Calculate the Efficiency

Carry out the calculation:$${9.50}^{0.40}\approx 2.60$$Therefore, the efficiency $\eta$ is:$$\eta =1-\frac{1}{2.60}\approx 1-0.385=0.615$$So, the efficiency is approximately 61.5%.

Calculate Heat Discarded

The efficiency of an engine is also defined as the ratio of work output to heat input. If $Q_{input}=10,000$ J and the efficiency $\eta =0.615$, the work done $W$ is:$$W=\eta \times Q_{input}=0.615\times 10,000=6,150\text{ J}$$The heat discarded to the surrounding $Q_{output}$ is the remaining energy:$$Q_{output}=Q_{input}-W=10,000-6,150=3,850\text{ J}$$

Key concepts

Understanding Heat Capacity Ratio

The heat capacity ratio, often symbolized by $\gamma$, is a crucial factor in thermodynamics, particularly for the Otto cycle which is common in internal combustion engines. It is defined as the ratio of the heat capacity at constant pressure $C_p$ to the heat capacity at constant volume $C_v$. Mathematically, it's expressed as:$$\gamma =\frac{C_p}{C_v}$$This ratio provides insight into how a gas behaves when subjected to changes in pressure and temperature. A higher $\gamma$ typically indicates a larger change in pressure or temperature for a given energy change. In the context of an Otto cycle, a higher heat capacity ratio means that the gas can do more work on the piston, leading to higher efficiency. For most diatomic gases, $\gamma$ is around 1.4. This is why, in our problem, $\gamma =1.40$ is utilized to find the efficiency.

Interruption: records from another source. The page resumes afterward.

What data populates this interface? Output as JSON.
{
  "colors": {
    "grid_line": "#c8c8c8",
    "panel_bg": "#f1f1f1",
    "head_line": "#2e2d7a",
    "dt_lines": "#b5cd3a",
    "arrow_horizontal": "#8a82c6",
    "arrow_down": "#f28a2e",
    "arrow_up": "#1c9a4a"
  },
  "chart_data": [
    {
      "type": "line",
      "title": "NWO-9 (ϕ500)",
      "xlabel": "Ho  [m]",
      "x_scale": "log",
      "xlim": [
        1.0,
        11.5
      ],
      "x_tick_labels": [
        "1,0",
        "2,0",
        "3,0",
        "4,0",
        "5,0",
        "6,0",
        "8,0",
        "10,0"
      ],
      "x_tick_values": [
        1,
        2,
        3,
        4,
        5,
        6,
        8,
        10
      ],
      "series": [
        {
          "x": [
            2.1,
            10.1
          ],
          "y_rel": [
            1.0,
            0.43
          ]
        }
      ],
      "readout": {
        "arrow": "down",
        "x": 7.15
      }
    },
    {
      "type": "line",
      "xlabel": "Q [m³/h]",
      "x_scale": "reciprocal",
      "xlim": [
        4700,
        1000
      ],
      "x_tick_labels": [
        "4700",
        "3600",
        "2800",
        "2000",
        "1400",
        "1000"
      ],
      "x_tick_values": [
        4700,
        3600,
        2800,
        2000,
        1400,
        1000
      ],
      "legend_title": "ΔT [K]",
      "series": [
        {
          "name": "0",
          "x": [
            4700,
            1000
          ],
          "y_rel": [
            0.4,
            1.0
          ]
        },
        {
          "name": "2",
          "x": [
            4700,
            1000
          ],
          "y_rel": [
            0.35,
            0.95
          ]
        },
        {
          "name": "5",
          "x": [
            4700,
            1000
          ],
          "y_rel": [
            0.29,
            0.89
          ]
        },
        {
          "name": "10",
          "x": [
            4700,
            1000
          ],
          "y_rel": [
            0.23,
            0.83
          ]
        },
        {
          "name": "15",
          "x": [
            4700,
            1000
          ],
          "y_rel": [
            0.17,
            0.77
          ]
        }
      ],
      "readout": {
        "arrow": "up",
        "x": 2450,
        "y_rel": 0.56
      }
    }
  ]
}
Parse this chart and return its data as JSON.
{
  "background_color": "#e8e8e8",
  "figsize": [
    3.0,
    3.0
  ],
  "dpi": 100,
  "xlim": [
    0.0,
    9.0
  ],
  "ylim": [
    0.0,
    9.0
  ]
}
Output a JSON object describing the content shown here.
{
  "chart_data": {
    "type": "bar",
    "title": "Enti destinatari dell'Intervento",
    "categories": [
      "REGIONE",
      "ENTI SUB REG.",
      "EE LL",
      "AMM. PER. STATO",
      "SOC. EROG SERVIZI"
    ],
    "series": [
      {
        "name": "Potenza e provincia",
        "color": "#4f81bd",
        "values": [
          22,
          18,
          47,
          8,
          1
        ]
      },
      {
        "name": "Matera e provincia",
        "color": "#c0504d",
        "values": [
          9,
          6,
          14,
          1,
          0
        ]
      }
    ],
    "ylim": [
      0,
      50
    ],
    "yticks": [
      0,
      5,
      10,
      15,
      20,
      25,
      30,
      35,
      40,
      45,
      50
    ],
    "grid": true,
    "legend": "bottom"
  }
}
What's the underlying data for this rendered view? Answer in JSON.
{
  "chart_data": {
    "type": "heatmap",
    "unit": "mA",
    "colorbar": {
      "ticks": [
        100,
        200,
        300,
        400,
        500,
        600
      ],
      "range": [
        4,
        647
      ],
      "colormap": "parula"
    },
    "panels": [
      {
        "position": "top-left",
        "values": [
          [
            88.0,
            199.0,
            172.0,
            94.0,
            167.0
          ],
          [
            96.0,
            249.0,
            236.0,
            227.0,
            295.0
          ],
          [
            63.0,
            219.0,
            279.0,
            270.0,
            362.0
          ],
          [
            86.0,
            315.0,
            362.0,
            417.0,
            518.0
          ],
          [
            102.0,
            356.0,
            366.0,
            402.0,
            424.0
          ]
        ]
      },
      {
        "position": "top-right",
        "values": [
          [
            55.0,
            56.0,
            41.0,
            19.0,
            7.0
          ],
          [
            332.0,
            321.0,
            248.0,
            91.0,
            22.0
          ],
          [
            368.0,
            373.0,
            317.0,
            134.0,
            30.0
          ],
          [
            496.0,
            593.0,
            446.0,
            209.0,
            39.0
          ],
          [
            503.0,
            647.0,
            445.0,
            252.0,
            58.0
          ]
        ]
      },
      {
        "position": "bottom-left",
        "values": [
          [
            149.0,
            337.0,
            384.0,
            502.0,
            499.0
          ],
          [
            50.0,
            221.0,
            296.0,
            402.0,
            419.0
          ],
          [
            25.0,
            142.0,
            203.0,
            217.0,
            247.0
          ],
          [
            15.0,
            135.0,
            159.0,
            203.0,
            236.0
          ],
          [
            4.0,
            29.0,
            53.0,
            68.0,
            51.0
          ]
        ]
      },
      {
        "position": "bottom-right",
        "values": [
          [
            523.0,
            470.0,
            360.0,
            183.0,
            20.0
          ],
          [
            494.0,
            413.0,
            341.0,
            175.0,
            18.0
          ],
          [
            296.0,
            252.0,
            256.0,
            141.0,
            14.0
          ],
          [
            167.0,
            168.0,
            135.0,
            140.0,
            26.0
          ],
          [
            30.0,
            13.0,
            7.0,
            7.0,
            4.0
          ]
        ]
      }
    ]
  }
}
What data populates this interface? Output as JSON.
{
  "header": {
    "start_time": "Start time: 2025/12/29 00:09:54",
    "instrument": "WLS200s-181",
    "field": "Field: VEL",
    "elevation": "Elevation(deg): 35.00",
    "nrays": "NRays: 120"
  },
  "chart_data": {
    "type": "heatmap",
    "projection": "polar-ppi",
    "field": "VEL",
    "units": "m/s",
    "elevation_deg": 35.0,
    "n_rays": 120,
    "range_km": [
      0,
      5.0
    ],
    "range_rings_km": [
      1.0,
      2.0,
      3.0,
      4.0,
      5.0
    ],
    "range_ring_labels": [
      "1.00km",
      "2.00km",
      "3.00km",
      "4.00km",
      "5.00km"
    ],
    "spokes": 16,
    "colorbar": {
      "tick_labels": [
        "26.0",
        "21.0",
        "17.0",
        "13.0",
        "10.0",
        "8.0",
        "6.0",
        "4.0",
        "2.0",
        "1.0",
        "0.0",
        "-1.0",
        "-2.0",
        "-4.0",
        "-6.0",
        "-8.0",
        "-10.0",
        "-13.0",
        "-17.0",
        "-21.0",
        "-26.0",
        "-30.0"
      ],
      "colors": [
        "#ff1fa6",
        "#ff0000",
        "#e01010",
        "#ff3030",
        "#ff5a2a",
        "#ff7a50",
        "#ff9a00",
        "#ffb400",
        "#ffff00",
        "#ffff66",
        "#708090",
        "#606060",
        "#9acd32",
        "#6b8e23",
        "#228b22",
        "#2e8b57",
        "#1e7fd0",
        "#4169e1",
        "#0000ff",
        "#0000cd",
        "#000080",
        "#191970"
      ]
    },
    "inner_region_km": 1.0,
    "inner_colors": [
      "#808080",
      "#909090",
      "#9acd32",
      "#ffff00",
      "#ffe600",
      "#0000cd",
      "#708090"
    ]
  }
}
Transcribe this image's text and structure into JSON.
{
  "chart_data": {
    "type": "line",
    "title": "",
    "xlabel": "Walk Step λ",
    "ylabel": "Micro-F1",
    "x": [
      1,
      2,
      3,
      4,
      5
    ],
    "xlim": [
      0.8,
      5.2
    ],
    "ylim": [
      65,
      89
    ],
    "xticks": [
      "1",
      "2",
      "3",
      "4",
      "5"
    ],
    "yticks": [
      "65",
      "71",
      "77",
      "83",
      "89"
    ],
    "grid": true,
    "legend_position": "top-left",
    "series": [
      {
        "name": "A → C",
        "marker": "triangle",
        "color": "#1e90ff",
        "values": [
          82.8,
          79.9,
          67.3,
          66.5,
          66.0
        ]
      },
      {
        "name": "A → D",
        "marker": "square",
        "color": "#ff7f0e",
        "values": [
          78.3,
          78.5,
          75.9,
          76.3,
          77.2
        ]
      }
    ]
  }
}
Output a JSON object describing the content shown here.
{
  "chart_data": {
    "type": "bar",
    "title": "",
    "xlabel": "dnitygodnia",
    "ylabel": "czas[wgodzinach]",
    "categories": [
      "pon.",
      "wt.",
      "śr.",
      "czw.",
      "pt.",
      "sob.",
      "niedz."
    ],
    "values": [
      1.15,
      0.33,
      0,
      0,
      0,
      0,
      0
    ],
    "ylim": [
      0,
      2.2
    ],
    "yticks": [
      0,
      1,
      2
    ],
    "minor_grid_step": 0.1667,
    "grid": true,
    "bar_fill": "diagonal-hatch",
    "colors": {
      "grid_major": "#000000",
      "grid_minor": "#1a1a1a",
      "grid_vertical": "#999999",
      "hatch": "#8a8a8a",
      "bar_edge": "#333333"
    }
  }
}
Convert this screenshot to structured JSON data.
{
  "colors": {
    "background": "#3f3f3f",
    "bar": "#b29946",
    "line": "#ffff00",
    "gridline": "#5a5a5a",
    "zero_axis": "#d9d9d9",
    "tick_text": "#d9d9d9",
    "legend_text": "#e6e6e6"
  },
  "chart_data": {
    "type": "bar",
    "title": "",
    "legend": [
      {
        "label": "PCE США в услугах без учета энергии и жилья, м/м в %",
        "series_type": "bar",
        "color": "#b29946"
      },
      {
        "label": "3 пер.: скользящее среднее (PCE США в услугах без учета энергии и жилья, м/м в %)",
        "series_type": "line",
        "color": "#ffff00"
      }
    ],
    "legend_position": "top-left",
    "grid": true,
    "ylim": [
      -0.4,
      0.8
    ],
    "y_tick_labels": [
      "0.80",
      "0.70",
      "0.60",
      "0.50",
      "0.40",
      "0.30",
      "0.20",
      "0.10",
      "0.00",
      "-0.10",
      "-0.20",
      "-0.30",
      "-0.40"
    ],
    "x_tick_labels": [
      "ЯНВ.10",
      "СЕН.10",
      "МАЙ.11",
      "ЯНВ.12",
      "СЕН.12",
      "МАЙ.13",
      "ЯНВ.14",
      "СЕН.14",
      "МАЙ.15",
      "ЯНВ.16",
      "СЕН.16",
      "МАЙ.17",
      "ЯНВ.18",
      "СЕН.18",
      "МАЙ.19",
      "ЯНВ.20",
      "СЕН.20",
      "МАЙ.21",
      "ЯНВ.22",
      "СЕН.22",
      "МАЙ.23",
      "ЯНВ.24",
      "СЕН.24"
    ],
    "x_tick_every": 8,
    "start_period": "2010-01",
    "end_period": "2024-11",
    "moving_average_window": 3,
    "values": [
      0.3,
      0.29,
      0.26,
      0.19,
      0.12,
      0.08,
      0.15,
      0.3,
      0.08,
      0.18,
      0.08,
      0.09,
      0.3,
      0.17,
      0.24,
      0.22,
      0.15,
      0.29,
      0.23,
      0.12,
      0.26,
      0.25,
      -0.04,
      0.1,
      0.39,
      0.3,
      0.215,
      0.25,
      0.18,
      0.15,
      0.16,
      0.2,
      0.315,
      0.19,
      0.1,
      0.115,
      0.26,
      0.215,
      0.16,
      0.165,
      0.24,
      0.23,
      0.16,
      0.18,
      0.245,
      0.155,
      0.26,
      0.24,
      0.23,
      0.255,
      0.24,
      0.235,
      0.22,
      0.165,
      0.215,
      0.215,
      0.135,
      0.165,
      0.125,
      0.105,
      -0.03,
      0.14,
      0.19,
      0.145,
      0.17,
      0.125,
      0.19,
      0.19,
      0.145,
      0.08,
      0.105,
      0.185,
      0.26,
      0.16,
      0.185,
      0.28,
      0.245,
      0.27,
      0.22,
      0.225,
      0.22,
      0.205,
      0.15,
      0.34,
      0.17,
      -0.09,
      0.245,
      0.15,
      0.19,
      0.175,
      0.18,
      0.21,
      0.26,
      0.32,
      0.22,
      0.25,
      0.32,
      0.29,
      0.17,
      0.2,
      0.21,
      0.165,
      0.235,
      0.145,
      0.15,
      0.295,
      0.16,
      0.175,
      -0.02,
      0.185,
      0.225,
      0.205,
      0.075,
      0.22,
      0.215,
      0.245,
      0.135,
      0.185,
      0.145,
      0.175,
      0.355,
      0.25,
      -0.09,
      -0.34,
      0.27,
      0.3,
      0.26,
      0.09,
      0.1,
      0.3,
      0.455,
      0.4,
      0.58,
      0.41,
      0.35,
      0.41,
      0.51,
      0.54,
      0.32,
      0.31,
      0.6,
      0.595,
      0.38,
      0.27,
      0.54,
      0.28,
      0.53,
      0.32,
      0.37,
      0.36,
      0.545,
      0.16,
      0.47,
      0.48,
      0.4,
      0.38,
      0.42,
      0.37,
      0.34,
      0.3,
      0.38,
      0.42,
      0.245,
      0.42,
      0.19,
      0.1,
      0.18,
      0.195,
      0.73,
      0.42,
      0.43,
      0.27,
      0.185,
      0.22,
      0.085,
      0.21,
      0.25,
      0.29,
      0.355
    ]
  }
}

The Role of Compression Ratio

The compression ratio $r$ in an Otto cycle is defined as the ratio of the total volume when the piston is at the bottom of its stroke to the volume when the piston is at the top of its stroke. It is a critical parameter for determining engine efficiency:$$r=\frac{V_{bottom}}{V_{top}}$$A higher compression ratio means the gas is compressed into a smaller volume before combustion. This increase in compression can significantly improve the engine's thermal efficiency since it allows for more complete combustion and better use of the air-fuel mixture. It is important to note that while higher compression ratios can yield better efficiency, they also require engines that can handle higher pressures. For our problem, the given compression ratio is $r=9.50$, which indicates a relatively high level of efficiency suitable for gasoline engines, as evidenced in the calculated efficiency of approximately 61.5%.

Heat Engine Calculations Simplified

Heat engine calculations aim to quantify how effectively an engine converts heat from fuel into work. In the Otto cycle, the efficiency $\eta$ is expressed as:$$\eta =1-\frac{1}{r^{\gamma -1}}$$This formula highlights how the heat capacity ratio and compression ratio influence efficiency. When an engine receives a specific amount of heat energy, the work output can be calculated by multiplying the efficiency by the heat energy intake:$$W=\eta \times Q_{input}$$For example, with an input of 10,000 J and an efficiency of 61.5%, the work done is 6,150 J. The heat discarded, or the heat not converted to work, is simply the difference between input energy and work output:$$Q_{output}=Q_{input}-W$$In our scenario, this is 3,850 J, indicating the amount of energy lost to the environment. Understanding these calculations is crucial for designing more efficient engines and reducing energy waste in real-world applications.